Matter density perturbations and effective gravitational constant in modified gravity models of dark energy (0705.1032v4)

Abstract: We derive the equation of matter density perturbations on sub-horizon scales for a general Lagrangian density f(R, phi, X) that is a function of a Ricci scalar R, a scalar field phi and a kinetic term X=-(nabla phi)^2/2. This is useful to constrain modified gravity dark energy models from observations of large-scale structure and weak lensing. We obtain the solutions for the matter perturbation delta_m as well as the gravitational potential Phi for some analytically solvable models. In a f(R) dark energy model with the Lagrangian density f(R)=alpha R^{1+m}-Lambda, the growth rates of perturbations exhibit notable differences from those in the standard Einstein gravity unless m is very close to 0. In scalar-tensor models with the Lagrangian density f=F(phi)R+2p(phi,X) we relate the models with coupled dark energy scenarios in the Einstein frame and reproduce the equations of perturbations known in the current literature by making a conformal transformation. We also estimate the evolution of perturbations in both Jordan and Einstein frames when the energy fraction of dark energy is constant during the matter-dominated epoch.

• The paper derives a general linear matter density perturbation equation for modified gravity models, including f(R) and scalar-tensor theories.
• It reveals that changes in the effective gravitational constant lead to noticeably different growth rates compared to the standard ΛCDM predictions.
• The study refines weak lensing parameters and offers observational criteria to constrain dark energy within modified gravity frameworks.

An Analysis of Matter Density Perturbations in Modified Gravity Models of Dark Energy

This paper by Tsujikawa explores the field of modified gravity models as a theoretical approach to understanding dark energy. Specifically, the paper focuses on the derivation of equations for matter density perturbations under a general Lagrangian framework that encompasses various modified gravity models. By constructing and analyzing perturbation equations in these non-standard frameworks, the research aims to elucidate criteria for distinguishing modified gravity models from the conventional Einstein gravity paradigm, based on observational data.

Key Highlights and Findings

1. General Framework for Perturbation Equations:
   • The paper provides an intricate derivation of the linear matter density perturbation equation on sub-horizon scales for a general Lagrangian density f(R,φ,X), where R denotes the Ricci scalar, φ is a scalar field, and X represents a kinetic term.
   • This model encompasses a wide array of modified gravity theories, including f(R) gravity and scalar-tensor theories, which are often proposed to dynamically account for dark energy.
2. Differences from Standard Model Predictions:
   • In the context of f(R) gravity models, the research reveals that deviation from standard Einstein gravity arises from the modification of the effective gravitational constant. This leads to distinct growth rates for density perturbations compared to the ΛCDM model, especially noticeable when the parameter m deviates from zero.
   • Scalar-tensor models show equivalence to coupled dark energy scenarios after conformal transformations, ensuring the reproduction of well-known perturbation equations in literature.
3. Effective Gravitational Constant and Weak Lensing:
   • The paper introduces an effective gravitational constant, Geff, which assimilates modifications from the f(R, φ, X) gravity framework, predicting varying growth of structure.
   • It also refines parameters η and Σ, which quantify the anisotropic stress and deviation from traditional gravity. These aspects become crucial for cosmic surveys, particularly in the context of weak lensing.
4. Potential Constraints on Modified Gravity:
   • The analysis extends to practical constraints on these models, demonstrating that models where the condition k²a≤Rm holds, remain compliant with local gravity constraints. This results in challenging bounds for such models, especially when cosmological observations and local experiments are considered.
   • Models featuring variable m can transition from a matter-dominated epoch fit to standard cosmology into patterns aligning more with dark energy behavior as the universe evolves.

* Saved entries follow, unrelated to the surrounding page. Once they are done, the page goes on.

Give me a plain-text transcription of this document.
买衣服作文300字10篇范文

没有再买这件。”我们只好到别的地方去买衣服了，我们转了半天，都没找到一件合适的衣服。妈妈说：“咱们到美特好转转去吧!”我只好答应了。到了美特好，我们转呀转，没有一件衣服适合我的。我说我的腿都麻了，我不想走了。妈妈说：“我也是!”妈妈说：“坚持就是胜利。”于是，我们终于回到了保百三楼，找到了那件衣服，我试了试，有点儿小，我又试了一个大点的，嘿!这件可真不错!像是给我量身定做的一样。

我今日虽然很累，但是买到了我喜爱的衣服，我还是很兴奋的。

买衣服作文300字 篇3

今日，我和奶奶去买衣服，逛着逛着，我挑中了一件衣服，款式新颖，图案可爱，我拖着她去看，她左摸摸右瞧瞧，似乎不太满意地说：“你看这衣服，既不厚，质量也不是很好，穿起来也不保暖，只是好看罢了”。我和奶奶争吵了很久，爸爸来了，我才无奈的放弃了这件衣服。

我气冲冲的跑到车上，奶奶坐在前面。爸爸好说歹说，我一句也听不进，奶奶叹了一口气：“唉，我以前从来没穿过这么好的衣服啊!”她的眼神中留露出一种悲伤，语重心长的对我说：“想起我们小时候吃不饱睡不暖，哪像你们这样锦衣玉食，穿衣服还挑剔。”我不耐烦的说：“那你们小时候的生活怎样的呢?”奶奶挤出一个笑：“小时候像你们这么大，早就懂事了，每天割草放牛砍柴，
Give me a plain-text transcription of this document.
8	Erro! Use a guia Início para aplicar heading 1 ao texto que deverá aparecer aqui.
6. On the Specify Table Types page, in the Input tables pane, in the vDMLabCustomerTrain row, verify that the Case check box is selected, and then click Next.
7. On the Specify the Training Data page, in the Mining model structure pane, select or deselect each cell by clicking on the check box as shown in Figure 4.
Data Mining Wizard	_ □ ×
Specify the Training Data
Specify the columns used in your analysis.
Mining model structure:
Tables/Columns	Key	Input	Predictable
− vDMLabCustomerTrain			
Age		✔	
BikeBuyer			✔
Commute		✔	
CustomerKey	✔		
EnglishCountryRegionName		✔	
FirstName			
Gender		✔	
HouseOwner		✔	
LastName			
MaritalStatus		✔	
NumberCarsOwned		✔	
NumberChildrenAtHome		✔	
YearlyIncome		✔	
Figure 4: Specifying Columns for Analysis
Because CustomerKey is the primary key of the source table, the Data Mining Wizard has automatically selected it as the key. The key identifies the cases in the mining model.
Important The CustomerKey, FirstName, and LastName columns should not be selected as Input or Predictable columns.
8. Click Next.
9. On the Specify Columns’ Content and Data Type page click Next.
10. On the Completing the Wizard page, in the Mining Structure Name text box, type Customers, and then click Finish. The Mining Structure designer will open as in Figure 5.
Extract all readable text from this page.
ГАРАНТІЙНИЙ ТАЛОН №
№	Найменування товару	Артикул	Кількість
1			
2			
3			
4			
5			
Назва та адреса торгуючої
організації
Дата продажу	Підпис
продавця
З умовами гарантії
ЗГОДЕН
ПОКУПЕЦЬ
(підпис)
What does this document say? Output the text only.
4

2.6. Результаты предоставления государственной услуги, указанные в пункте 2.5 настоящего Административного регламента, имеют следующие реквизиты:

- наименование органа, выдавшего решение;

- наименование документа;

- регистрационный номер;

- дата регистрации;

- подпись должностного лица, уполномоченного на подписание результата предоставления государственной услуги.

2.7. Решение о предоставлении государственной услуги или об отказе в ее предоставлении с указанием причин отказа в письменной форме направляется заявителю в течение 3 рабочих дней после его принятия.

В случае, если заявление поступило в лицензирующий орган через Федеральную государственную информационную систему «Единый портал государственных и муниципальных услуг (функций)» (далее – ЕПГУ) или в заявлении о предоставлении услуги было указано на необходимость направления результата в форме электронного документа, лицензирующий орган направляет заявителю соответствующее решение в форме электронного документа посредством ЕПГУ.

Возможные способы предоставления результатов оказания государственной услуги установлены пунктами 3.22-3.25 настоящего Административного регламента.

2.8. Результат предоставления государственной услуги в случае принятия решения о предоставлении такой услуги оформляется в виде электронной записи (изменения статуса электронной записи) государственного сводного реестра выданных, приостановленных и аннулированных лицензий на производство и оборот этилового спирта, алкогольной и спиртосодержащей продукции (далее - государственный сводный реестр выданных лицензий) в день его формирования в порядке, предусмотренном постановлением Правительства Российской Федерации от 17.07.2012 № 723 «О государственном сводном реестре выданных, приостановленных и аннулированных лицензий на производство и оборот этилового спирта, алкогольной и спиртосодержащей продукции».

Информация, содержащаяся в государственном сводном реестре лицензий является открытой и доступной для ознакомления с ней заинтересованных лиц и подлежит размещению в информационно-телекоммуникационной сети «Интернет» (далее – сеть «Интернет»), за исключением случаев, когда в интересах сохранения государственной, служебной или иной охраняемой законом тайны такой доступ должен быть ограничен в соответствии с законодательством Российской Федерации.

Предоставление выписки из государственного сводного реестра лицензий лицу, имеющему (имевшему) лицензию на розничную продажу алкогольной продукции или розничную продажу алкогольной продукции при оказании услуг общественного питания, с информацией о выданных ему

Implications and Future Work

The research conducted by Tsujikawa opens pathways by which precision cosmology can potentially differentiate between modified gravity models and Einsteinian gravity. These developments are instrumental in enhancing our understanding of the nature of dark energy, guiding the interpretation of observational data from large-scale universe surveys such as those of the Cosmic Microwave Background (CMB), galaxy clustering, and weak gravitational lensing.

The capability to parameterize deviations through η and Σ offers a methodical framework to contrast gravitational theories rigorously against empirical data. Looking forward, future studies might expand this analysis to include the influence of higher-order curvature corrections not considered in this paper. For instance, Gauss-Bonnet terms, prevalent in certain string theories, necessitate further investigation to explore their impact on cosmic evolution and perturbations.

Overall, this paper contributes substantially to the ongoing discourse on modified gravity theories and their implications for dark energy research. It lays the groundwork for robust quantitative analyses that are expected to guide the interpretation of data collated in the next generation of cosmological observations.